Objective: Malignant cells exhibit increased glucose uptake and utilization in vitro and in vivo. This process is thought to be mediated by the glucose transporter (Glut) family. The aim of this study was to elucidate the clinical significance of Glut1 expression at the site of deepest invasion as a predictor of the invasive/metastatic potential and prognosis of advanced colorectal carcinoma (CRC).
Methods: One hundred and fifty-two patients who had undergone surgical resection for advanced CRC were entered in this study.
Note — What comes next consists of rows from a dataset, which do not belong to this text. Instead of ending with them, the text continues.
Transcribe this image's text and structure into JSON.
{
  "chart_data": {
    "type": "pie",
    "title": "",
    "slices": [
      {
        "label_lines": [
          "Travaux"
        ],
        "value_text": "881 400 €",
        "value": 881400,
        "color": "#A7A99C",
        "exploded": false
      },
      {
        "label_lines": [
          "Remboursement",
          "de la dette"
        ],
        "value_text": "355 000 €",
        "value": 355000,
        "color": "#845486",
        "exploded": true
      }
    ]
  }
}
Histologic subclassifications at the deepest invasive site included well-differentiated (W), moderately to well-differentiated (Mw), moderately to poorly differentiated (Mp), poorly differentiated (Por) and mucinous (Muc) adenocarcinomas. Glut1 expression was examined immunohistochemically with a labeled streptavidin-biotin kit using anti-Glut1 polyclonal antibody MYM. As a marker of cell proliferation, Ki-67 expression was also examined. All immunoreactivity was analyzed at the deepest invasive site, central portion and superficial part. The immunohistochemical expression of Glut1 was defined as positive if distinct staining of the membrane or cytoplasm was observed in at least 30% of tumor cells.
Results: Glut1 expression was detected in 56 of 152 lesions (36.8%) at the deepest invasive site. The incidence of Glut1 expression at the deepest invasive site correlated significantly with histologic grade (W/Mw grade, 28% vs. Mp/Por/Muc grade, 48%), depth of invasion (invasion of muscularis propria/invasion of subserosa or subadventitia, 29% vs. invasion of serosa or adventitia/invasion of adjacent structures, 52%), lymphatic invasion (absence of lymphatic invasion, 19% vs. presence of lymphatic invasion, 40%), lymph node metastasis (absence of lymph node metastasis, 25% vs. presence of lymph node metastasis, 41%) and Duke's stage (Duke's <D, 32% vs. Duke's D, 51%). In the central portion and superficial part, there were no significant differences between Glut1, Ki-67 expression and clinicopathological findings. Glut1 expression at the deepest invasive site correlated significantly with the Ki-67 labeling index. In cases of curative surgery, patients with Glut1-positive lesions at the deepest invasive site showed a significantly poorer prognosis than those with Glut1-negative lesions. Multivariate analysis with logistic regression for 5-year survival in patients who had undergone curative surgery showed that lymph node metastasis and Glut1 expression were significant risk factors.
Conclusion: These results indicate that Glut1 expression at the deepest site of tumor invasion can be a useful predictor of a high malignant potential and poor prognosis in advanced CRC.